ESTIMATING THE MAGNITUDE OF MEASUREMENT ERROR THROUGH THE APPLICATION OF GENERALIZABILITY THEORY: A CASE OF REMARKED MSCE MATHEMATICS PAPER I
Abstract
Reliability of test scores is a desirable element in any measurement and so too the method used to generate such scores. Numerous efforts have been put in place by the Malawi National Examinations Board to ensure that errors are reduced to the barest levels possible or eliminated in the scoring of candidates‟ scripts. In 2010 a new system of marking known as the Conveyor Belt was adopted. Ex post facto analysis carried so far in different subjects by MANEB has clearly revealed that errors have been reduced to some extent.

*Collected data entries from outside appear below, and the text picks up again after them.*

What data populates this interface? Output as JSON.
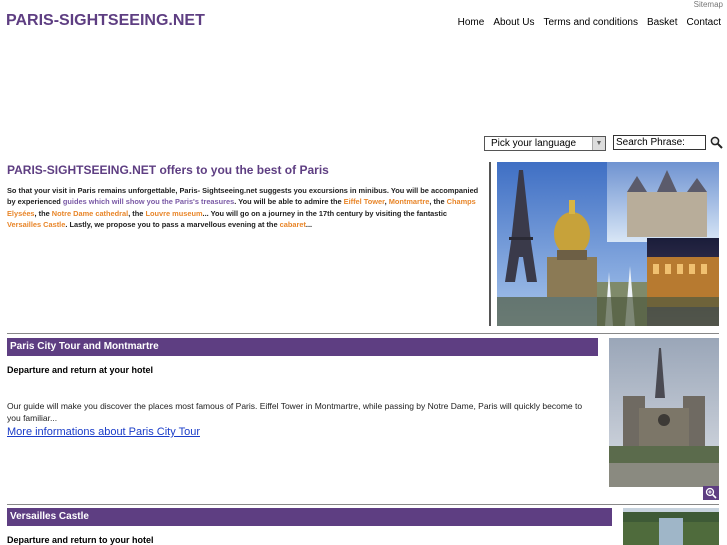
{
  "header": {
    "sitemap": "Sitemap",
    "logo": "PARIS-SIGHTSEEING.NET",
    "nav": [
      "Home",
      "About Us",
      "Terms and conditions",
      "Basket",
      "Contact"
    ]
  },
  "tools": {
    "language_select": "Pick your language",
    "search_value": "Search Phrase:"
  },
  "intro": {
    "title": "PARIS-SIGHTSEEING.NET offers to you the best of Paris",
    "t1": "So that your visit in Paris remains unforgettable, Paris- Sightseeing.net suggests you excursions in minibus. You will be accompanied by experienced ",
    "l_guides": "guides which will show you the Paris's treasures",
    "t2": ". You will be able to admire the ",
    "l_eiffel": "Eiffel Tower",
    "t3": ", ",
    "l_montmartre": "Montmartre",
    "t4": ", the ",
    "l_champs": "Champs Elysées",
    "t5": ", the ",
    "l_notre": "Notre Dame cathedral",
    "t6": ", the ",
    "l_louvre": "Louvre museum",
    "t7": "... You will go on a journey in the 17th century by visiting the fantastic ",
    "l_versailles": "Versailles Castle",
    "t8": ". Lastly, we propose you to pass a marvellous evening at the ",
    "l_cabaret": "cabaret",
    "t9": "..."
  },
  "tours": [
    {
      "title": "Paris City Tour and Montmartre",
      "subtitle": "Departure and return at your hotel",
      "description": "Our guide will make you discover the places most famous of Paris. Eiffel Tower in Montmartre, while passing by Notre Dame, Paris will quickly become to you familiar...",
      "link": "More informations about Paris City Tour"
    },
    {
      "title": "Versailles Castle",
      "subtitle": "Departure and return to your hotel"
    }
  ],
  "icons": {
    "search": "magnifier-icon",
    "zoom": "zoom-in-icon",
    "dropdown": "chevron-down-icon"
  },
  "colors": {
    "brand_purple": "#5e3e82",
    "link_orange": "#e8862a",
    "link_blue": "#1a3cc8"
  }
}
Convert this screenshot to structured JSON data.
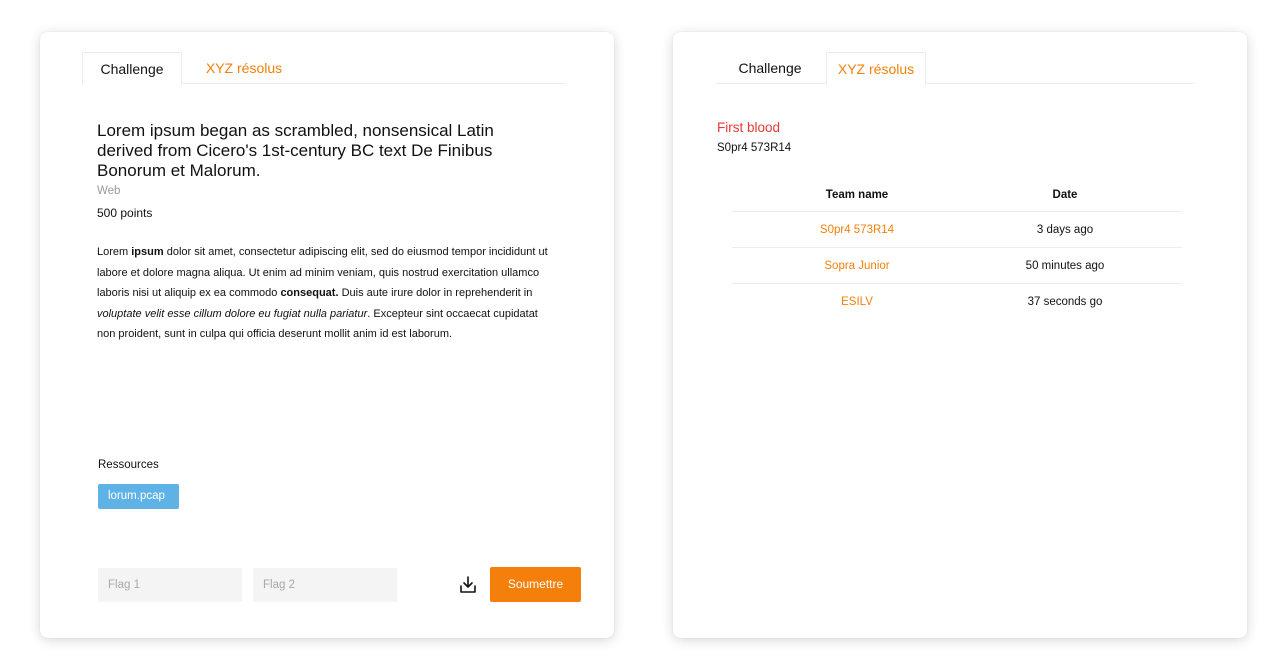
{
  "tabs": {
    "challenge": "Challenge",
    "solved": "XYZ résolus"
  },
  "challenge": {
    "title": "Lorem ipsum began as scrambled, nonsensical Latin derived from Cicero's 1st-century BC text De Finibus Bonorum et Malorum.",
    "category": "Web",
    "points": "500 points",
    "description": {
      "p1": "Lorem ",
      "p2": "ipsum",
      "p3": " dolor sit amet, consectetur adipiscing elit, sed do eiusmod tempor incididunt ut labore et dolore magna aliqua. Ut enim ad minim veniam, quis nostrud exercitation ullamco laboris nisi ut aliquip ex ea commodo ",
      "p4": "consequat.",
      "p5": " Duis aute irure dolor in reprehenderit in ",
      "p6": "voluptate velit esse cillum dolore eu fugiat nulla pariatur",
      "p7": ". Excepteur sint occaecat cupidatat non proident, sunt in culpa qui officia deserunt mollit anim id est laborum."
    },
    "resources_label": "Ressources",
    "resources": [
      "lorum.pcap"
    ]
  },
  "form": {
    "flag1_placeholder": "Flag 1",
    "flag2_placeholder": "Flag 2",
    "submit_label": "Soumettre"
  },
  "solves": {
    "first_blood_label": "First blood",
    "first_blood_team": "S0pr4 573R14",
    "headers": {
      "team": "Team name",
      "date": "Date"
    },
    "rows": [
      {
        "team": "S0pr4 573R14",
        "date": "3 days ago"
      },
      {
        "team": "Sopra Junior",
        "date": "50 minutes ago"
      },
      {
        "team": "ESILV",
        "date": "37 seconds go"
      }
    ]
  },
  "colors": {
    "accent": "#f47f0a",
    "first_blood": "#e53935",
    "resource_chip": "#5fb2e6"
  },
  "icons": {
    "download": "download-icon"
  }
}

Errors emanate from various sources of measurement, so in order to quantify the amount of error Generalizability Theory was applied in the estimation of measurement error attributable to facets of item and occasion. This is a
departure from the confines of Classical Test Theory (CTT) in which measurement error is left undifferentiated. The study sought to unpack the measurement error by estimating the variance components of items, occasion and their interaction. A sample of 200 candidates was randomly selected in the remarked Mathematics paper I at MSCE level. Scores at item level were collected for the 20 items in the remarked scripts where initial and remarked scores were recorded. Data analysis was done through the G.2.sps program that uses SPSSVARCOMPS procedures in computing the variance components that is ideal for Generalizability Theory (GT) analyses for balanced data. A two facet fully crossed design was the main focus in which two facets of item and occasion were of central focus and their interactions. Results yielded a Generalizability coefficient of 0.929, which shows a strong correlation of agreement between the two facets hence there is not much difference between initial marking and remarking of examination. However, measurement facet of item accounted for 14% of the total variance .This potential difference could be due to the number of items in a test as well as varying levels of item difficulty. The occasion facet had negligible percentage of 0 % accounted for the total variability. This reveals that remarking does not necessarily change much on the candidate score. The random error (residual) term had 6 % accounted for in the total variation, that is unmeasurable error, this could be due to other confounding factors other than those identified in the study.